Cut back to 10 tracks, only four songs from the original album remain. Having honed her songs with the assistance of Bruce Elliott-Smith, Light of the World finds Nathassia exploring cross-cultural music evermore broadly and evermore confidently. Half Dutch, half Indian and residing in London, Light of the World is very much a 21st century hybrid of these very different cultural backgrounds. It’s an electronic album, but not one that confirms to any one strain or style, leaping hither and thither and picking, magpie-like, from a host of musical strands.

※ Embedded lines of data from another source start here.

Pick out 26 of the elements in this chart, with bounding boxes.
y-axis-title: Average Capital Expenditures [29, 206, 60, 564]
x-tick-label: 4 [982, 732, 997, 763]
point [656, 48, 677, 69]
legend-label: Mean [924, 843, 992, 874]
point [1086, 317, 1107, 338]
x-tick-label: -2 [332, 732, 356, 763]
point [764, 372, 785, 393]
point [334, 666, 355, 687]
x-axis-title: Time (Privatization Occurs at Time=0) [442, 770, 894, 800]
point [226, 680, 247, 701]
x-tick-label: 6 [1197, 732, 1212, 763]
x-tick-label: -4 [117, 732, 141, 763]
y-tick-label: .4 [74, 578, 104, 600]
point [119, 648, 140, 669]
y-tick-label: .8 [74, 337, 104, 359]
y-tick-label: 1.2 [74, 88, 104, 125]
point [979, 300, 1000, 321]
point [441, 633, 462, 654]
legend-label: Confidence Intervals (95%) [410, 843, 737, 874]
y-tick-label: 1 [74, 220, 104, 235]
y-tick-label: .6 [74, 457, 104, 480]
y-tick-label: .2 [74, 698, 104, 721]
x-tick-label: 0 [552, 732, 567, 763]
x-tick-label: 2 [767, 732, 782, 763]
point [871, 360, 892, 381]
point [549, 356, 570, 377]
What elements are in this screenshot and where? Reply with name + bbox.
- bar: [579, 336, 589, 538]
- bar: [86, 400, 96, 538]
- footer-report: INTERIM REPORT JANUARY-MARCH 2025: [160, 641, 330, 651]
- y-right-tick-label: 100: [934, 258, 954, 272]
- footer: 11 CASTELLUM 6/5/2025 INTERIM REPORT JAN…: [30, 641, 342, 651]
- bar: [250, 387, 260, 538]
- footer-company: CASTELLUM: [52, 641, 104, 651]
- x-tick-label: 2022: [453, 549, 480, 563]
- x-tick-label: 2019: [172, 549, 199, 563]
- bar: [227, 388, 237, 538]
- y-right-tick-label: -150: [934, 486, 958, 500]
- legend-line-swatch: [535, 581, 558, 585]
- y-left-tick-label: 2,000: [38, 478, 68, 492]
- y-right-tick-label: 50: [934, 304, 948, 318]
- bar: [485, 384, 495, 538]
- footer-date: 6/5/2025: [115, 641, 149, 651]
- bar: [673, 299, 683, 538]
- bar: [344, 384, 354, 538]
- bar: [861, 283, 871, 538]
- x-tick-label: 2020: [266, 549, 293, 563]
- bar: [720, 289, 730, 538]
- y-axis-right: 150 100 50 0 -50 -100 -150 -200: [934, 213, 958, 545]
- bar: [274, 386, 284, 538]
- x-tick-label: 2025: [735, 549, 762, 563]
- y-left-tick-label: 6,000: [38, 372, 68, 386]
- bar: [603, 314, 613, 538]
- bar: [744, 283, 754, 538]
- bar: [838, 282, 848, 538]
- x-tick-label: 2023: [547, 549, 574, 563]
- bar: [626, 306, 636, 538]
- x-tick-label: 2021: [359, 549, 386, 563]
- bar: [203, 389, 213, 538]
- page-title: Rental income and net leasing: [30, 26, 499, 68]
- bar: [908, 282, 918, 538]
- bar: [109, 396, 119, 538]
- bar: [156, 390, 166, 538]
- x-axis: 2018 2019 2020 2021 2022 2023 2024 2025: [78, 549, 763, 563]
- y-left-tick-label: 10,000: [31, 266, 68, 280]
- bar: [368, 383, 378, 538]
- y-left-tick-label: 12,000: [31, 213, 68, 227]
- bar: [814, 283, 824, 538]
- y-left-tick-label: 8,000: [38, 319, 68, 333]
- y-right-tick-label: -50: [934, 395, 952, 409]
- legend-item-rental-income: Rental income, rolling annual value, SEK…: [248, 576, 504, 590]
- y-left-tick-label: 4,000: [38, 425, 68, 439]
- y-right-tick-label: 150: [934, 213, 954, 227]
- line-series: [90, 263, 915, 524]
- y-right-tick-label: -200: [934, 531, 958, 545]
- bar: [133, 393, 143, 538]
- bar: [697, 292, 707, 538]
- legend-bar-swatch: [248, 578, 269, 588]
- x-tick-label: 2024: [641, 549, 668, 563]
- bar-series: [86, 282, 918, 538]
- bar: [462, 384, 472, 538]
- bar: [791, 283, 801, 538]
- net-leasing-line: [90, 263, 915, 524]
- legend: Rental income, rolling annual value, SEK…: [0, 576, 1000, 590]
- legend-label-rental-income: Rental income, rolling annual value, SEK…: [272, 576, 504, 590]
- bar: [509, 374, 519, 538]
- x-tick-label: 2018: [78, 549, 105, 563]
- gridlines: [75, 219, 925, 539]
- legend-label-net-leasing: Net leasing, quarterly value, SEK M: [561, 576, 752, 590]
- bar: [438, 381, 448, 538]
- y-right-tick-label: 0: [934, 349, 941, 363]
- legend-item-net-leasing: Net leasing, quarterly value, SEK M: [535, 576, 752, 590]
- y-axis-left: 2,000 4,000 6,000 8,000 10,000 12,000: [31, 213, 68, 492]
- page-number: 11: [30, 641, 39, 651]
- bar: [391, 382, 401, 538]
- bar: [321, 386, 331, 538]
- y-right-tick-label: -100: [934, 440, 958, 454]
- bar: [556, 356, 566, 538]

Nathassia’s striking appearance is the perfect visual representation of her sound, and embodies her mixed roots, as East meets West in a perfect amalgamation. But this is no mere marketing schtick: she is very much a self-made package, and one which has immense market appeal both visually and sonically.

Contrast and juxtaposition lie at the heart of Light of the World, but rather than treat this yin and yang as conflicting elements, she embraces them and draws them together to intriguing effect. The sultry ‘Egypt’s Queen’ finds Nathassia rolling her r’s and accentuating the eastern influences of her music. Single cut ‘Turning Headz’ is more hard-edged and showcases a driving, drum ‘n’ bass orientated sound, something which wasn’t present on the original album, and similarly, ‘Parasite’ is driven by a grating bass and insistent, industrial-edged drumming. Melding insistent beats with snarling techno, it’s dark in hue, and paired with Nathassia’s keeningly exotic vocal delivery that’s tinged with a hint of venom, it’s a powerful piece.

Elsewhere, the title track spins out an expansive, cosmic vibe, highlighting the diversity of the material on Light of the World. It certainly isn’t an album that works to a formula, and stands as a truly multidimensional piece. It helps, of course, that the range is matched by the quality of the material.

Light of the World is an album which not only reveals Nathassia to be a fascinating, chameleon-like songsmith and performer, but a distinctive and even unique voice.